Take for example the case of students who do voluntary work every summer cleaning parks, building houses for the homeless, taking part in tutoring groups, volunteer in environmental campaigns, and other community-related activities. These students are giving back to the community in a manner that they not only benefit from it but help others make their lives better. This helps impart a sense of social responsibility as well as social awareness to these students. This may also be a way for students to develop the skills they will need in the future, build a connection with the other members of the community as well as improve the overall quality of their lives and of others. In this sense, the student benefits from volunteering in whatever activity there is that directly benefits the community at the same time being able to help the community reap their own benefits as well.
The same scenario can also be applied to industries and the working force within the community. Companies can do job campaigns, for example, to allow those who wish to join the company a chance to be employed. This way, companies can cater to a lot of people. There are also some companies who offer feeding programs to indigent people within the community or offer scholarships to promising students. The company finds an opportunity of building awareness of their existence as well as being able to share their services towards the people. This manner of treating community service as a social event and not as a negative consequence promotes a positive vibe towards the entire concept.
Now, although there is a close similarity between methods and activities doled out, those who believe that community service can be a form of punishment or consequence imparts a different message.

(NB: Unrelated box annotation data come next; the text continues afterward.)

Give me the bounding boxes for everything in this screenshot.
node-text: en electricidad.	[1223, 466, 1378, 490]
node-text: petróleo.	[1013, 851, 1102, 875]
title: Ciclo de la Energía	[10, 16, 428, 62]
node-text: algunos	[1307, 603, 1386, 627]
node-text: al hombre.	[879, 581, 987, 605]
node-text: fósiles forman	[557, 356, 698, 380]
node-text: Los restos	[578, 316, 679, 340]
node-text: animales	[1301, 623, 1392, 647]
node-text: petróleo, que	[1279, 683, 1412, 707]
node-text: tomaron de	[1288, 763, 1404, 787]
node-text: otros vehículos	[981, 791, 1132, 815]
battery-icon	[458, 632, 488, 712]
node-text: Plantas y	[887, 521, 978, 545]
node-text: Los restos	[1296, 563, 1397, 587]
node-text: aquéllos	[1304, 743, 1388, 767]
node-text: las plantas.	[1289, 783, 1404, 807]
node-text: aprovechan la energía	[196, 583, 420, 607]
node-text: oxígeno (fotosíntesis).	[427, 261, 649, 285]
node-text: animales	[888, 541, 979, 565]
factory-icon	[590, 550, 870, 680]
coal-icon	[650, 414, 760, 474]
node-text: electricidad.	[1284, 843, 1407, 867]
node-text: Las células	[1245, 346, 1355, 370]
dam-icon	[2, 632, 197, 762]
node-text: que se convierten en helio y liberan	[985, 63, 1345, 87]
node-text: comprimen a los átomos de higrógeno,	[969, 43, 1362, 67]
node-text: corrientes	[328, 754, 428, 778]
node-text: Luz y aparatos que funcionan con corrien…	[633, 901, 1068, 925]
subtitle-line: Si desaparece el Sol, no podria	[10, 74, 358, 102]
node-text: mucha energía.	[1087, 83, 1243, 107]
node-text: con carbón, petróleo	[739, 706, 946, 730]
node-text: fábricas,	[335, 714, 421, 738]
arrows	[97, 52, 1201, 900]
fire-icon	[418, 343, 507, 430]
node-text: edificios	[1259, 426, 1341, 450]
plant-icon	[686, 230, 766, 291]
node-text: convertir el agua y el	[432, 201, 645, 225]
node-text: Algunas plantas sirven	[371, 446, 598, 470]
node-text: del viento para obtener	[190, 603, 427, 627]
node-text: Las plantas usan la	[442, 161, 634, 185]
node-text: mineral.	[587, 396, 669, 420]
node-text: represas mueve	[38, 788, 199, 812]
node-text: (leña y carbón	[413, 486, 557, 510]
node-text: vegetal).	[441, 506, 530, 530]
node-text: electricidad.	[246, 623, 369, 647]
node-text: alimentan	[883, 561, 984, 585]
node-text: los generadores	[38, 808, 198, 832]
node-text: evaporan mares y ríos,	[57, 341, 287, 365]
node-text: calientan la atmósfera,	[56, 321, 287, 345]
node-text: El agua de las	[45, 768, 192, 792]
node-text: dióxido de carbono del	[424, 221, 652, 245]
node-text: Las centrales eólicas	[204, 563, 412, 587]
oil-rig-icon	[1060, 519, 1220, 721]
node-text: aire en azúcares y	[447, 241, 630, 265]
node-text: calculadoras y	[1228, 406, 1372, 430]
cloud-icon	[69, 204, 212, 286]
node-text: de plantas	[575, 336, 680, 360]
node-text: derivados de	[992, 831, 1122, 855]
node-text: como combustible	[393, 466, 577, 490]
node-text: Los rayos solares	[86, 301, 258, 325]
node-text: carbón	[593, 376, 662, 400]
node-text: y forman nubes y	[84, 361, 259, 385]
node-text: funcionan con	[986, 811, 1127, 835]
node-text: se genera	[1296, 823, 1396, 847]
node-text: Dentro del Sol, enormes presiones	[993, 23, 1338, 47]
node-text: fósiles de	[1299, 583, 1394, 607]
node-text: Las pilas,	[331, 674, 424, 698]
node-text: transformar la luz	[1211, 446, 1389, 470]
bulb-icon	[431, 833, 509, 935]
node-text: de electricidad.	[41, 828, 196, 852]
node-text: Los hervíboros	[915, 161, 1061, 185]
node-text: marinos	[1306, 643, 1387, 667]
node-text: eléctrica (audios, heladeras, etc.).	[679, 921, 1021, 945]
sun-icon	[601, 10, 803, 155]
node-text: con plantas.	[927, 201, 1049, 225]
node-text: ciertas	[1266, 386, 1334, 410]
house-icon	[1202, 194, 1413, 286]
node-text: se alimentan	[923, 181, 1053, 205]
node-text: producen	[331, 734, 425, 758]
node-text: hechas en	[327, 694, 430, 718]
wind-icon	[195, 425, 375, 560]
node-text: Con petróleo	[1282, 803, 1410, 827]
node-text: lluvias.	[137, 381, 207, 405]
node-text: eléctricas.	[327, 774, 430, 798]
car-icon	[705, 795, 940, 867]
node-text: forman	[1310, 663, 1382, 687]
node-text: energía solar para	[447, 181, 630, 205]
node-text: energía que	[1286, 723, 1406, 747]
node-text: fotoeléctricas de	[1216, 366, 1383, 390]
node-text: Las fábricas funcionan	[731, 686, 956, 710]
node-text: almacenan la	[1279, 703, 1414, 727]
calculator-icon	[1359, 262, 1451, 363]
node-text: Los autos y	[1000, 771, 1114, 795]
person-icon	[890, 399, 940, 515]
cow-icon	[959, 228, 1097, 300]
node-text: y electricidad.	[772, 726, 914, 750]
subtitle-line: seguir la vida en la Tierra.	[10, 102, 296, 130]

For instance, a judge or an institution who doles out community service as a punishment for a misconduct done by a delinquent or a student may give a less favorable impression towards the idea of community service. To the point of view of the affected party, the punishment may seem as too lenient or may view community service as a waste of time. To the student or delinquent, serving hours cleaning the park or being an errand boy in the police station or serving extra hours after school for the night class may be enough punishment to learn a lesson. However, this may leave the student a sour disposition towards the entire activity. This may give a negative connotation to the entire concept of community service. At the same time this may provide caution to future violators that no matter how insignificant they think the violation may be, they will still not be left unpunished.

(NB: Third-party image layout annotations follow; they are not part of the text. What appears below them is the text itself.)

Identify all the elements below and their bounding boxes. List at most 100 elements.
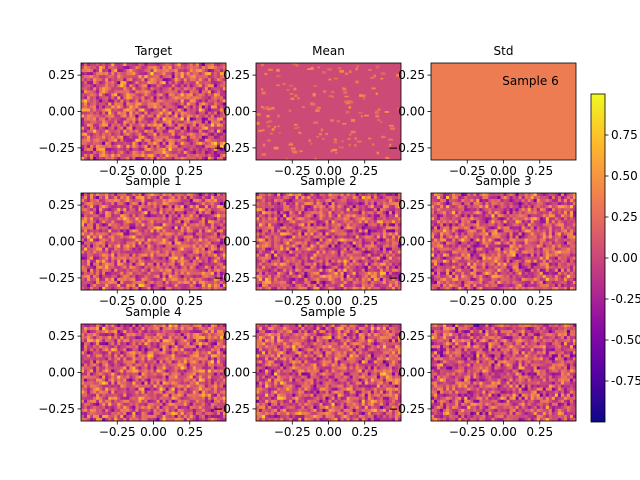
heatmap-cell	[346, 205, 350, 209]
heatmap-speck	[373, 74, 376, 78]
heatmap-cell	[222, 217, 227, 221]
heatmap-cell	[147, 265, 151, 270]
heatmap-cell	[201, 129, 206, 134]
heatmap-cell	[334, 250, 338, 254]
heatmap-cell	[301, 271, 305, 276]
heatmap-cell	[376, 205, 381, 209]
heatmap-cell	[376, 253, 381, 257]
heatmap-cell	[394, 235, 399, 239]
heatmap-cell	[310, 223, 314, 227]
heatmap-cell	[192, 135, 197, 140]
heatmap-cell	[295, 217, 299, 221]
heatmap-cell	[117, 153, 121, 158]
heatmap-cell	[138, 217, 142, 221]
heatmap-speck	[288, 143, 294, 146]
heatmap-speck	[349, 133, 352, 136]
heatmap-cell	[337, 268, 341, 273]
heatmap-cell	[379, 268, 384, 273]
heatmap-cell	[99, 105, 103, 109]
heatmap-cell	[385, 235, 390, 239]
heatmap-cell	[186, 268, 191, 273]
heatmap-cell	[144, 244, 148, 248]
heatmap-cell	[355, 235, 360, 239]
heatmap-speck	[312, 93, 316, 97]
heatmap-cell	[198, 235, 203, 239]
heatmap-cell	[222, 111, 227, 115]
heatmap-cell	[286, 196, 290, 200]
heatmap-cell	[201, 105, 206, 109]
heatmap-cell	[138, 108, 142, 112]
heatmap-cell	[138, 208, 142, 212]
heatmap-cell	[180, 220, 185, 224]
heatmap-cell	[195, 265, 200, 270]
heatmap-cell	[198, 286, 203, 291]
heatmap-cell	[213, 84, 218, 88]
heatmap-cell	[289, 286, 293, 291]
heatmap-cell	[343, 220, 347, 224]
heatmap-cell	[174, 105, 178, 109]
heatmap-cell	[135, 90, 139, 94]
heatmap-cell	[180, 63, 185, 67]
heatmap-cell	[195, 277, 200, 282]
heatmap-cell	[256, 256, 260, 260]
heatmap-cell	[497, 199, 501, 203]
heatmap-cell	[192, 66, 197, 70]
heatmap-cell	[87, 229, 91, 233]
heatmap-cell	[135, 66, 139, 70]
heatmap-cell	[153, 199, 157, 203]
heatmap-cell	[376, 259, 381, 264]
heatmap-cell	[283, 259, 287, 264]
heatmap-cell	[310, 259, 314, 264]
heatmap-cell	[210, 78, 215, 82]
heatmap-cell	[216, 241, 221, 245]
heatmap-cell	[216, 78, 221, 82]
heatmap-cell	[123, 117, 127, 121]
heatmap-cell	[213, 259, 218, 264]
heatmap-cell	[117, 156, 121, 161]
heatmap-cell	[105, 256, 109, 260]
heatmap-cell	[213, 277, 218, 282]
heatmap-cell	[159, 271, 163, 276]
heatmap-cell	[271, 226, 275, 230]
heatmap-cell	[373, 208, 378, 212]
heatmap-cell	[464, 193, 468, 197]
heatmap-cell	[147, 220, 151, 224]
heatmap-cell	[90, 286, 94, 291]
heatmap-cell	[370, 199, 375, 203]
heatmap-cell	[307, 220, 311, 224]
heatmap-cell	[123, 108, 127, 112]
heatmap-cell	[114, 150, 118, 155]
heatmap-cell	[358, 229, 363, 233]
heatmap-cell	[207, 241, 212, 245]
heatmap-cell	[295, 256, 299, 260]
heatmap-cell	[328, 220, 332, 224]
heatmap-cell	[434, 193, 438, 197]
heatmap-cell	[108, 102, 112, 106]
heatmap-cell	[150, 274, 154, 279]
heatmap-cell	[216, 238, 221, 242]
heatmap-cell	[159, 226, 163, 230]
heatmap-cell	[96, 271, 100, 276]
heatmap-cell	[373, 271, 378, 276]
heatmap-cell	[114, 220, 118, 224]
heatmap-cell	[183, 220, 188, 224]
heatmap-cell	[563, 199, 568, 203]
heatmap-cell	[361, 256, 366, 260]
heatmap-speck	[267, 120, 273, 123]
heatmap-cell	[141, 108, 145, 112]
heatmap-cell	[123, 268, 127, 273]
heatmap-cell	[105, 96, 109, 100]
heatmap-cell	[222, 286, 227, 291]
heatmap-cell	[361, 253, 366, 257]
heatmap-cell	[141, 72, 145, 76]
heatmap-cell	[96, 111, 100, 115]
heatmap-cell	[328, 208, 332, 212]
heatmap-cell	[271, 244, 275, 248]
heatmap-cell	[114, 120, 118, 124]
heatmap-cell	[132, 226, 136, 230]
heatmap-cell	[391, 247, 396, 251]
heatmap-cell	[96, 283, 100, 288]
heatmap-cell	[150, 75, 154, 79]
heatmap-cell	[259, 247, 263, 251]
heatmap-cell	[96, 259, 100, 264]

In a way, handing community service to someone who violated the policies of the institution or the community may be given a chance to penance for his or her misgivings in a way that can also benefit the community. If viewed in this way, then it is like killing two birds with one stone. The violator gets punished and the community reaps the benefits of this punishment. It is a win-win situation. However, this does not remove the reality that because of this some people may view community service in a bit of a negative light.
The verdict now on whether community service is a social community or a social consequence lies entirely on how people perceive its effects. If viewed in relation to its positive effects, community service is a social responsibility. However, if viewed in relation to its use because of a misdeed, then, community service is a social consequence.
In the end, community service is a way for people to keep in touch and engage in activities that will help them build a relationship with the other members of the community. The nature of this relationship perhaps depends entirely on the nature of the engagement. Ultimately, the decision is left to be situational and consequential. Depending on the circumstances, a student may see community service as a way for him or her to better himself or herself while offering help to the other members of the community where he or she may belong. It is a way for him or her to secure a better prospect and a better direction for his or her future career and in life. If the same student engages in something that is a ground for misconduct and gets punished with hours of community service, then his or her view of the entire activity may shift.